Specify the distance increment. If not specified, the nominal data spacing will be used.

  • The distance increment should not be significantly smaller than the average original data sampling interval; otherwise, unwanted high frequency noise may be introduced into the output data. If a small distance increment is to be used, the Linear interpolation method should be selected.
  • Script Parameter: UXQUASIANALYTIC.DISTANCE_INCREMENT

    Interpolation method

    Select the interpolation method:

    • Linear (default) 
    • Akima
    • Minimum curvature

    Script Parameter: UXQUASIANALYTIC.INTERPOLATION_METHOD

    Expansion method

    Select the extension fill method:

    • Maximum Entropy (default) 

    • Constrained Linear Prediction

    See the Application Notes bellow for more details.

    Script Parameter: UXQUASIANALYTIC.EXPANSION_METHOD

    Number of smoothing passes

    Select the number of smoothing passes.

  • A Hanning smoothing filter can be applied to the derivative calculated from a single sensor. The measured gradients, generally, do not need smoothing.
    The coefficients of the smoothing filter are 0.2, 0.6, 0.2.
  • Script Parameter: UXQUASIANALYTIC.NUMPASSES

    Apply direction to derivatives

    Select to apply direction to the derivatives.

    The derivatives are calculated along track for use in the analytic signal calculation. Applying the direction information to the derivatives will eliminate the sign reversal between alternate line directions. This parameter has no effect on the Analytic Signal value.

    Script Parameter: UXQUASIANALYTIC.APPLYDIRECTION

    Application Notes

    In addition to derivatives and analytic signal channels, the Calculate Derivatives and Analytic Signal option will also save the mid-points of the X, Y and Magnetic channels in the database. For example:

    • Mag_MidpointDY
    • X_MidpointDY
    • Y_MidpointDY

    If you have two sensors, you will only get one midpoint - DY. We calculate the values for the other two orientations (DX, and DZ), however, they have the same values as DY. Therefore, as these are essentially duplicates of the DY channel, we do not add these channels to the database.

    If you have six different sensors, we will calculate and output three midpoints as they could all be different. They should be close, as this is assumed in the calculation of the Analytic Signal. However, if they are different, it is up to you to choose which one to attribute to the location of the Analytic Signal. Generally, we would suggest using the DY.

    Expansion Methods

    The Maximum Entropy Prediction (MEP) method determines the spectral content or the preceding real data segment. It then predicts a data function that has the same spectral signature as the original data. As a result, the predicted data will not significantly alter the energy spectrum of the original data.
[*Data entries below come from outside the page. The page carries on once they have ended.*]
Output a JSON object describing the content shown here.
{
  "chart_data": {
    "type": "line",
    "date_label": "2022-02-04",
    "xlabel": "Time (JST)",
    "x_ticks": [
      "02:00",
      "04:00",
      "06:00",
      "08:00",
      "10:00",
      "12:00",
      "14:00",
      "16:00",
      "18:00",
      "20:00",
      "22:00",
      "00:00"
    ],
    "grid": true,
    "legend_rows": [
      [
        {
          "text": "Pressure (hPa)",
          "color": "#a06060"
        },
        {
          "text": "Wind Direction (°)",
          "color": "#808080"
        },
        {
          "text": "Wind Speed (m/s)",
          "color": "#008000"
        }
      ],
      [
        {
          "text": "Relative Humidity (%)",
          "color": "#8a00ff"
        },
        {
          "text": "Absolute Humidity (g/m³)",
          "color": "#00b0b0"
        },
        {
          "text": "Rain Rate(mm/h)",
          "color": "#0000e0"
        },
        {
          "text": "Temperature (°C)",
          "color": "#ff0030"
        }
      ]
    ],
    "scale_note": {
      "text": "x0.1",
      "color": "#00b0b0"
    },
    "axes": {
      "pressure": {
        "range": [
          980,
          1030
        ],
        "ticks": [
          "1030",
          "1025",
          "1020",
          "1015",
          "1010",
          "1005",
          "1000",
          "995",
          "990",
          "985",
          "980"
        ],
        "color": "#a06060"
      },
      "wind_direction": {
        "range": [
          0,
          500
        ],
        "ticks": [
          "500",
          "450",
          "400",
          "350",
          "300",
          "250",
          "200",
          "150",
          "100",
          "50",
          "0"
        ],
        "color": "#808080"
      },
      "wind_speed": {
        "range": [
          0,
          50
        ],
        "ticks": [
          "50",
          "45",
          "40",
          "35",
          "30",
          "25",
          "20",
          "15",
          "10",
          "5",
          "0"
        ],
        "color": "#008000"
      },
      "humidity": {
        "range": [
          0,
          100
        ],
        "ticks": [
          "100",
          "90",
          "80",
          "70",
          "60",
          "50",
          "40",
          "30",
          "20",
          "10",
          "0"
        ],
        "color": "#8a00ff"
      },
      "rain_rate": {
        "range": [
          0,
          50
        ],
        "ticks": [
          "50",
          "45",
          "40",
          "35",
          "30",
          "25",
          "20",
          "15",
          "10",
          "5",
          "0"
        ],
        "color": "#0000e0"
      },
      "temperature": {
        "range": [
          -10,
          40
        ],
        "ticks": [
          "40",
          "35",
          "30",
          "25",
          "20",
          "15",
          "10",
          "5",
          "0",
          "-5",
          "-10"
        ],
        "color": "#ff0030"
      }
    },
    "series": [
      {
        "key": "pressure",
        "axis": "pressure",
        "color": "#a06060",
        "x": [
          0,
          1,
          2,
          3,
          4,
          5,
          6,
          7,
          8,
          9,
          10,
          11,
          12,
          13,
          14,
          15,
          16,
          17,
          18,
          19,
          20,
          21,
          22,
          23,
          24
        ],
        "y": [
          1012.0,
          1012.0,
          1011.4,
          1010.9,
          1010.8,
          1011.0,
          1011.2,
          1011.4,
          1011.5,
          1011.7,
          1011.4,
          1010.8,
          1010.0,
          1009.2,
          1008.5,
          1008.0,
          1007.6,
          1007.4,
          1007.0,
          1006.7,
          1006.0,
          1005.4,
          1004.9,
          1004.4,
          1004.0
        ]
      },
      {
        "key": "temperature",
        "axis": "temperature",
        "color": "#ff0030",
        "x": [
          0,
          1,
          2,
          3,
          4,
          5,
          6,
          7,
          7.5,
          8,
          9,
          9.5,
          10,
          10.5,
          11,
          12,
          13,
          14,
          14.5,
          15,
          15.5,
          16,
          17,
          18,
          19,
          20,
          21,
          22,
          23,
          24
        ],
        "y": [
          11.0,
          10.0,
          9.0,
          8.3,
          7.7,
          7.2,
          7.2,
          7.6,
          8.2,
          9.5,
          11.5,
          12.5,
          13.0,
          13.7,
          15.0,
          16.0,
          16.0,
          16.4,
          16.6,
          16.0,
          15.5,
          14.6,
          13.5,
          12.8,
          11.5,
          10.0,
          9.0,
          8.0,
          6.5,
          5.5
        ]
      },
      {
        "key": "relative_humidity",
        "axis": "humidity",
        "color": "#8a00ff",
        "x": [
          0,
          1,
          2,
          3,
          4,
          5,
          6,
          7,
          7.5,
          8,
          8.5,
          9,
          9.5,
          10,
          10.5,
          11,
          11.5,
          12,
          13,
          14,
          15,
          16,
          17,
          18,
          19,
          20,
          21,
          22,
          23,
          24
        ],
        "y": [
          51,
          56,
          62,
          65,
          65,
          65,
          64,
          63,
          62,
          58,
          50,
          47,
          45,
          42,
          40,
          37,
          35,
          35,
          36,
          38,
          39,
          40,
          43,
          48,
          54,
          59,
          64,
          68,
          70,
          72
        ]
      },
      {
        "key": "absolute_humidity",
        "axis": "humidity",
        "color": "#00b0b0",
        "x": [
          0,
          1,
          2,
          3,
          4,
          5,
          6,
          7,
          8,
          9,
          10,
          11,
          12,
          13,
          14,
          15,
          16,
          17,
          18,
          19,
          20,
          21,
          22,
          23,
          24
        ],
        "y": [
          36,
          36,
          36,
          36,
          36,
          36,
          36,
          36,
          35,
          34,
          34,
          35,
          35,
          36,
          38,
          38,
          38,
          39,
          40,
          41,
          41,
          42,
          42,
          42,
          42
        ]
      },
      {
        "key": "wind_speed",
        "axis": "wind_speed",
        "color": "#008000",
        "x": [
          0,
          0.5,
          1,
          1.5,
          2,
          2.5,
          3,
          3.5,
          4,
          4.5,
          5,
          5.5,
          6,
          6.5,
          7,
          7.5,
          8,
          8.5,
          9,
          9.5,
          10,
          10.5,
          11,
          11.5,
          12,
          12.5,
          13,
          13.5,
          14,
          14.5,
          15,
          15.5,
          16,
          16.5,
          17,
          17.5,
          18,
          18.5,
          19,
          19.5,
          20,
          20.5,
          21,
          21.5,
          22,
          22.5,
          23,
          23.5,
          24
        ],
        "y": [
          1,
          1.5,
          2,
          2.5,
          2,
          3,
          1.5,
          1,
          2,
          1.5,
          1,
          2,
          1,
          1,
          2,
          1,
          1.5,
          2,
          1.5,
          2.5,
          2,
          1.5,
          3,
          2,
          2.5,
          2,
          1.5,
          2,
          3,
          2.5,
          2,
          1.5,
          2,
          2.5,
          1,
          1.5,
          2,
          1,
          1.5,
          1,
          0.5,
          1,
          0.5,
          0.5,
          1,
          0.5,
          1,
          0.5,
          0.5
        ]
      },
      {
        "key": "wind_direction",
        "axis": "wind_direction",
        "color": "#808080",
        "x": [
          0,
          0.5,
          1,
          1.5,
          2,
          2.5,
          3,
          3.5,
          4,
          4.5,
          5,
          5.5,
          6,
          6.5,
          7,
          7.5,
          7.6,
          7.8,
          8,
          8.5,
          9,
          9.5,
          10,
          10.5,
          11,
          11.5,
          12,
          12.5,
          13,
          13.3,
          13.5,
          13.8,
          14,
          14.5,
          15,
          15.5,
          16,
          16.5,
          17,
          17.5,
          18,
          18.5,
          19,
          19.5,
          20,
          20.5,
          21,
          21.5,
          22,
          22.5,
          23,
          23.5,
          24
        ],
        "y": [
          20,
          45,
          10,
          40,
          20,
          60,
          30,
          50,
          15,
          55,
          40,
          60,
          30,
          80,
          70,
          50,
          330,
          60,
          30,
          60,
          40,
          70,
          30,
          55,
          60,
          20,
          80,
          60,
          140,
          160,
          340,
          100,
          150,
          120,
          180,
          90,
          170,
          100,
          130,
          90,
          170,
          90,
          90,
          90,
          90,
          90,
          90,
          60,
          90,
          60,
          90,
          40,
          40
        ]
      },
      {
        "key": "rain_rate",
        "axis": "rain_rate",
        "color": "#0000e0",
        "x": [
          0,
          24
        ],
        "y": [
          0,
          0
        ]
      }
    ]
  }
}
    The Constrained Linear Prediction (CLP) method calculates a series of linear prediction coefficients based on a segment of real data and then uses these coefficients to recursively extrapolate the data. The nature of geophysical data with its wide range of distributions, generally, yields coefficients that produce a reasonable extrapolation. However, if the data contains un-damped oscillations, such as superimposed systematic noise, then CLP may produce an unstable outcome. An additional constrain on the calculation of the coefficients pushes the results back into the stable zone. The details of the CLP are outside the scope of this document. The avid reader can find further information in the reference below.

    *The GX tool will search in the "gx" folder. The GX.Net tools, however, are embedded in the Geosoft.uxo.gxnet.dll located in the bin folder. If running this GX interactively, bypassing the menu, first change the folder to point to the bin folder, then supply the GX.Net tool in the specified format.

    Reference

    • William H. Press, Brian P. Flannery, Saul A. Teukolsky, William T. Vetterling, Numerical Recipes in C: The Art of Scientific Computing, Second Edition, Cambridge University Press, 1992, pp. 564-575.